Si tu meurs, n’oublie pas

Je ne savais pas trop à quoi m’attendre au moment où j’ai découvert le résumé de cette œuvre sur le communiqué de presse. Les thèmes principaux avaient de quoi éveiller mon intérêt, c’est une certitude, et j’étais persuadée que cette lecture pas commune me ferait sortir des sentiers battus. Après tout, je n’ai pas pour habitude de lire des histoires qui parlent de mort et de deuil. Aussi, quand j’ai reçu le roman, j’ai été prise d’un léger doute : est-ce que les 144 pages qui le composent seront suffisantes pour que les sujets abordés parviennent à toucher le lecteur, et dans ce cas précis, moi ? Est-ce que je vais réussir à plonger pleinement dedans ? Est-ce que j’en aurai le temps ? Malheureusement, et à mon grand regret, je n’ai pas été aussi charmée que je l’aurais souhaité. Je vous explique.

Ici nous faisons la connaissance d’Alexandre, un adolescent de quinze ans seulement qui se trouve être fan de jeux vidéo et geek à ses heures perdues. Il n’est pas pressé à l’idée de grandir pour devenir un jour adulte, ses hormones lui servent de neurones, et il passe le plus clair de son temps à flâner sur des réseaux sociaux comme instagram et snapchat. Mais surtout, Alexandre a le cœur brisé en mille petits morceaux. Son cousin, Yann, qu’il considérait comme son propre frère tant ils étaient proches, est décédé il y a un mois, le jour même de ses dix-huit ans. Il a traversé le pare-brise de la voiture de sa mère et est mort sur le coup. Bac avec mention en poche, le jeune homme comptait partir prochainement en direction de Paris pour y commencer des études de japonais, sa passion depuis un long moment.

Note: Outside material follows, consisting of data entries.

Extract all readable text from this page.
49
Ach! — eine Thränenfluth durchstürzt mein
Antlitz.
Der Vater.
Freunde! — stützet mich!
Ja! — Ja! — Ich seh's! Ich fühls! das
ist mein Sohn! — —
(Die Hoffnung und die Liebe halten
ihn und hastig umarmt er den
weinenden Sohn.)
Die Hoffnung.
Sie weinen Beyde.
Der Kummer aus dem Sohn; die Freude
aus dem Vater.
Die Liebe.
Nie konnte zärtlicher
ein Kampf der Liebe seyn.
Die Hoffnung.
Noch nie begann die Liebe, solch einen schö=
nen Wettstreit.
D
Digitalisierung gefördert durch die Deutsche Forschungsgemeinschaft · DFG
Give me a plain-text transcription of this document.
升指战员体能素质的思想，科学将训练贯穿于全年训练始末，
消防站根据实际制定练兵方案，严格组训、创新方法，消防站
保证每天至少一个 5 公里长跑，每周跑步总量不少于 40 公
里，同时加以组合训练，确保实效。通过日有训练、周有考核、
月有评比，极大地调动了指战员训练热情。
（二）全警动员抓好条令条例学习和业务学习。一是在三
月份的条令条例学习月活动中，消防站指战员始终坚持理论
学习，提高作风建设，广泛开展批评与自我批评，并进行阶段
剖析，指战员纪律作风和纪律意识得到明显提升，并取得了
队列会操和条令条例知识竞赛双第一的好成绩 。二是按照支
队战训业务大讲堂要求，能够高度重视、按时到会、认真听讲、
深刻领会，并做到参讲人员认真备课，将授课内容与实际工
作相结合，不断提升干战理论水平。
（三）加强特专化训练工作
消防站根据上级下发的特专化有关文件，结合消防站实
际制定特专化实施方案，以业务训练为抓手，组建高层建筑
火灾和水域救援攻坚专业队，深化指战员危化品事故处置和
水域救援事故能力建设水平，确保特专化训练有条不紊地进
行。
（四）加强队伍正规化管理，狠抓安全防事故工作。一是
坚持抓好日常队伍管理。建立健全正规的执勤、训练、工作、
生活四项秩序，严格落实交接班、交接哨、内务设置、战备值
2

Venu d’on ne sait où, cet intérêt soudain pour le pays du soleil levant lui est tombé dessus d’un coup, et jamais personne n’a compris pourquoi. Mais son existence s’est arrêtée brutalement, avant que sa famille n’obtienne des explications. Notre jeune héros, comme tout le monde, retourne donc à son quotidien. Lycéen de première ES, il voit les jours défiler et n’a plus goût à rien. La vie continue, paraît-il. Alors, pour quelle raison n’y arrive-t-il pas ? Cependant, au cours d’une nuit plutôt étrange, il va revoir Yann.. en chair et en os, vêtu de la chemise d’été qu’il portait au moment de l’accident. Comment est-ce possible ?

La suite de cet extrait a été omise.